Women in Health and Safety
On Friday 23rd February, our director Barbara Marino attended the Women in Health and Safety breakfast briefing hosted by Mace in the wonderful setting on the Hotel Cafe Royal (whose refurbishment was carried out by Mace in 2012).
The breakfast briefing was an opportunity for Judith Grant, Associate Director of Health and Wellbeing at Mace, not only to present her extraordinary journey towards Occupational Health and Wellbeing, but also to highlight the initiatives put in place by Mace across their projects and their workforce in general.
The topic of Occupational Health and Wellbeing is very high on the construction industry’s agenda but, because it is being talked about so much, there is the risk of diluting the message and focusing exclusively on reactive measures more than prevention. A typical example is the role of the Mental health first aider, this role should become an ambassador in mental health and not just a function operating in crisis mode.
Judith discussed how she has been taking a strategic look at health and wellbeing across the Mace business and her focus within the organisation on “creating wellbeing opportunities”, challenging the way in which we operate and how we design the way in which we work. Job design is a very interesting topic which helps to shift from merely reactive measures (such as training) to more preventative initiatives. For Mace this also means extending their efforts to their supply chain and making them part of wider health and wellbeing initiatives.

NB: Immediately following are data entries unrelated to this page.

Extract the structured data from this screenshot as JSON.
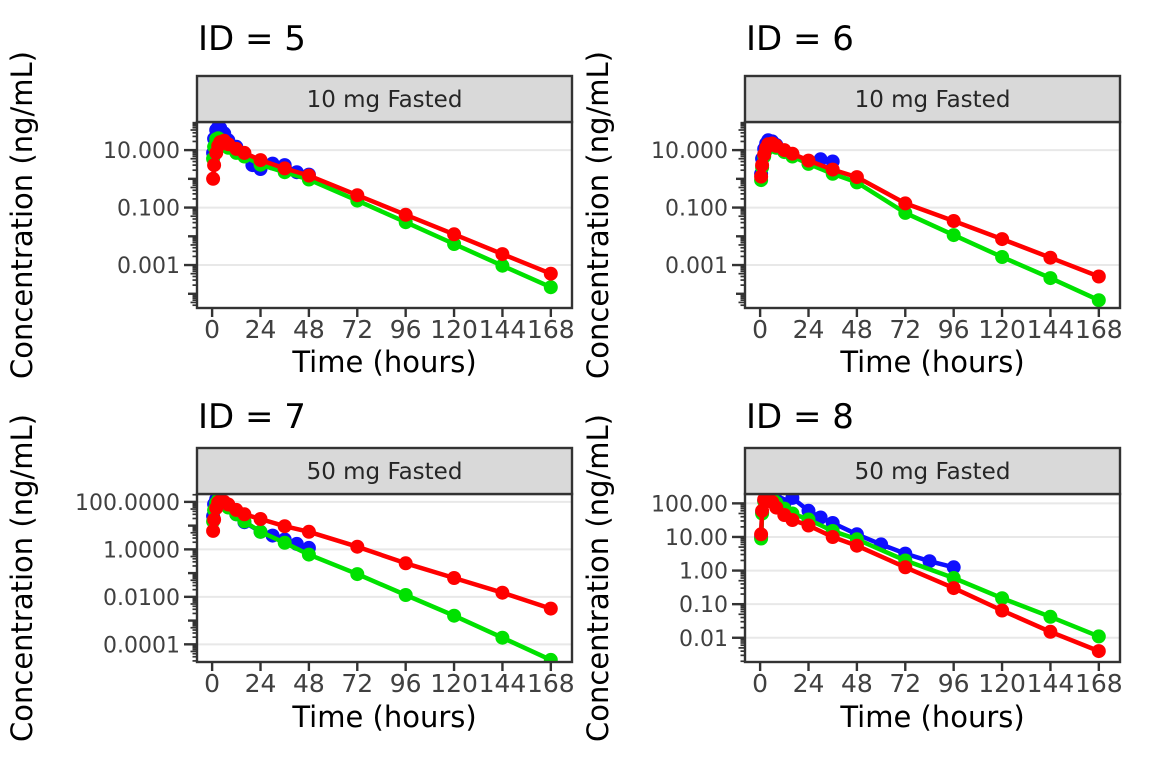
{
  "figure": {
    "xlabel": "Time (hours)",
    "ylabel": "Concentration (ng/mL)",
    "background": "#ffffff",
    "strip_fill": "#d9d9d9",
    "strip_text_color": "#262626",
    "panel_border_color": "#333333",
    "grid_color": "#e8e8e8",
    "tick_color": "#333333",
    "tick_label_color": "#404040",
    "title_color": "#000000",
    "series_colors": {
      "blue": "#0f0fff",
      "green": "#00e100",
      "red": "#ff0000"
    }
  },
  "chart_data": {
    "type": "line",
    "log_y": true,
    "legend": "none",
    "xlabel": "Time (hours)",
    "ylabel": "Concentration (ng/mL)",
    "x_ticks": [
      0,
      24,
      48,
      72,
      96,
      120,
      144,
      168
    ],
    "xlim": [
      -7.5,
      178.5
    ],
    "facets": [
      {
        "title": "ID = 5",
        "strip": "10 mg Fasted",
        "ylim": [
          3.2e-05,
          95
        ],
        "y_ticks": [
          {
            "value": 10,
            "label": "10.000"
          },
          {
            "value": 0.1,
            "label": "0.100"
          },
          {
            "value": 0.001,
            "label": "0.001"
          }
        ],
        "series": [
          {
            "name": "blue",
            "x": [
              0.5,
              1,
              2,
              3,
              4,
              6,
              8,
              12,
              16,
              20,
              24,
              30,
              36,
              42,
              48
            ],
            "y": [
              8,
              25,
              50,
              62,
              58,
              38,
              22,
              13,
              6.5,
              3.0,
              2.2,
              3.4,
              3.0,
              1.7,
              1.4
            ]
          },
          {
            "name": "green",
            "x": [
              0.5,
              1,
              2,
              3,
              4,
              6,
              8,
              12,
              16,
              24,
              36,
              48,
              72,
              96,
              120,
              144,
              168
            ],
            "y": [
              5,
              13,
              24,
              26,
              23,
              17,
              12,
              8,
              6,
              3.1,
              1.7,
              0.95,
              0.175,
              0.031,
              0.0054,
              0.00095,
              0.00017
            ]
          },
          {
            "name": "red",
            "x": [
              0.5,
              1,
              2,
              3,
              4,
              6,
              8,
              12,
              16,
              24,
              36,
              48,
              72,
              96,
              120,
              144,
              168
            ],
            "y": [
              1.0,
              3,
              8,
              14,
              19,
              21,
              16,
              11,
              8,
              4.5,
              2.3,
              1.3,
              0.27,
              0.056,
              0.0117,
              0.0024,
              0.0005
            ]
          }
        ]
      },
      {
        "title": "ID = 6",
        "strip": "10 mg Fasted",
        "ylim": [
          3.2e-05,
          95
        ],
        "y_ticks": [
          {
            "value": 10,
            "label": "10.000"
          },
          {
            "value": 0.1,
            "label": "0.100"
          },
          {
            "value": 0.001,
            "label": "0.001"
          }
        ],
        "series": [
          {
            "name": "blue",
            "x": [
              0.5,
              1,
              2,
              3,
              4,
              6,
              8,
              12,
              16,
              24,
              30,
              36
            ],
            "y": [
              1.5,
              5,
              11,
              17,
              22,
              20,
              15,
              9.5,
              7,
              3.5,
              4.8,
              4.0
            ]
          },
          {
            "name": "green",
            "x": [
              0.5,
              1,
              2,
              3,
              4,
              6,
              8,
              12,
              16,
              24,
              36,
              48,
              72,
              96,
              120,
              144,
              168
            ],
            "y": [
              0.9,
              2.5,
              6,
              10,
              14,
              15,
              12,
              8.5,
              6,
              3.3,
              1.5,
              0.75,
              0.065,
              0.011,
              0.0019,
              0.00035,
              6e-05
            ]
          },
          {
            "name": "red",
            "x": [
              0.5,
              1,
              2,
              3,
              4,
              6,
              8,
              12,
              16,
              24,
              36,
              48,
              72,
              96,
              120,
              144,
              168
            ],
            "y": [
              1.2,
              3,
              7,
              12,
              16,
              17,
              14,
              10,
              7.5,
              4.3,
              2.1,
              1.15,
              0.14,
              0.034,
              0.008,
              0.0018,
              0.0004
            ]
          }
        ]
      },
      {
        "title": "ID = 7",
        "strip": "50 mg Fasted",
        "ylim": [
          1.8e-05,
          215
        ],
        "y_ticks": [
          {
            "value": 100,
            "label": "100.0000"
          },
          {
            "value": 1,
            "label": "1.0000"
          },
          {
            "value": 0.01,
            "label": "0.0100"
          },
          {
            "value": 0.0001,
            "label": "0.0001"
          }
        ],
        "series": [
          {
            "name": "blue",
            "x": [
              0.5,
              1,
              2,
              3,
              4,
              6,
              8,
              12,
              16,
              24,
              30,
              36,
              42,
              48
            ],
            "y": [
              25,
              80,
              130,
              150,
              135,
              95,
              60,
              30,
              14,
              5.5,
              3.8,
              2.6,
              1.7,
              1.15
            ]
          },
          {
            "name": "green",
            "x": [
              0.5,
              1,
              2,
              3,
              4,
              6,
              8,
              12,
              16,
              24,
              36,
              48,
              72,
              96,
              120,
              144,
              168
            ],
            "y": [
              15,
              45,
              90,
              120,
              110,
              85,
              58,
              30,
              15,
              5.5,
              1.9,
              0.6,
              0.091,
              0.012,
              0.0016,
              0.00019,
              2.2e-05
            ]
          },
          {
            "name": "red",
            "x": [
              0.5,
              1,
              2,
              3,
              4,
              6,
              8,
              12,
              16,
              24,
              36,
              48,
              72,
              96,
              120,
              144,
              168
            ],
            "y": [
              6,
              18,
              55,
              95,
              110,
              100,
              78,
              46,
              30,
              19,
              9.5,
              5.5,
              1.3,
              0.26,
              0.062,
              0.015,
              0.0032
            ]
          }
        ]
      },
      {
        "title": "ID = 8",
        "strip": "50 mg Fasted",
        "ylim": [
          0.0019,
          190
        ],
        "y_ticks": [
          {
            "value": 100,
            "label": "100.00"
          },
          {
            "value": 10,
            "label": "10.00"
          },
          {
            "value": 1,
            "label": "1.00"
          },
          {
            "value": 0.1,
            "label": "0.10"
          },
          {
            "value": 0.01,
            "label": "0.01"
          }
        ],
        "series": [
          {
            "name": "blue",
            "x": [
              0.5,
              1,
              2,
              3,
              4,
              6,
              8,
              10,
              12,
              16,
              24,
              30,
              36,
              48,
              60,
              72,
              84,
              96
            ],
            "y": [
              10,
              55,
              120,
              170,
              185,
              160,
              125,
              105,
              95,
              145,
              60,
              38,
              26,
              12,
              6,
              3.2,
              1.9,
              1.25
            ]
          },
          {
            "name": "green",
            "x": [
              0.5,
              1,
              2,
              3,
              4,
              6,
              8,
              12,
              16,
              24,
              36,
              48,
              72,
              96,
              120,
              144,
              168
            ],
            "y": [
              9,
              50,
              115,
              160,
              165,
              140,
              105,
              70,
              50,
              33,
              15,
              8.5,
              2.0,
              0.6,
              0.15,
              0.042,
              0.011
            ]
          },
          {
            "name": "red",
            "x": [
              0.5,
              1,
              2,
              3,
              4,
              6,
              8,
              12,
              16,
              24,
              36,
              48,
              72,
              96,
              120,
              144,
              168
            ],
            "y": [
              12,
              60,
              130,
              160,
              150,
              110,
              75,
              45,
              32,
              22,
              10,
              5.5,
              1.25,
              0.3,
              0.065,
              0.015,
              0.004
            ]
          }
        ]
      }
    ]
  }
}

Why focusing on wellbeing at work? The first answer is: because it is simply the right thing to do! But clients have also got legal responsibility and the impact of a healthy workforce can have multiple benefits including individual people factors such as engagement, retention, job satisfaction, lower absenteeism, recommend the company to others. Also there are indisputable advantages from a Business reputation including attracting clients, positive publicity, improve business sustainability (through enhanced productivity).
Construction is still accounting for the second largest number of suicides in the industry, only behind agriculture (454 construction suicides in 2015). These are scary numbers and there is still a long way to go however, the construction industry is making progress finally getting a broader perspective whereby physical health in only one element of wellbeing with mental and social health being equally important. I.e. fruit in the office is a very good start…..but let’s not create the illusion that it all ends there!
Where does wellbeing sit within an organisation? It can vary, sometimes with HR, sometimes with Health and Safety. This confusion and random attribution doesn’t help the cause and it is detrimental to the focus of the ambassadors within any organisation who are willing to make a change. A better corporate stance for health and safety and wellbeing is a fundamental step change required to give health and safety and wellbeing the right profile and focus going beyond statements and ineffective propositions.
So, how do we “do” wellbeing at work”? Mainly in a couple of ways:
• Be kind, listen respectfully and respond respectfully;
• Look after the workplace environment, not just the physical one (which is very important to the point that WELL standards are now also applied to welfare facilities) but also how we design and organise our work. Why for example is not acceptable to have long and interrupted shifts on site but it is not challenged when our designers face proper “submission marathons” for example when facing a planning submission deadline?
Interestingly the BSI will publish their first Occupational health and wellbeing standard next month and we look forward to understand the implications on the workplace and the impact on real estate projects and development sites.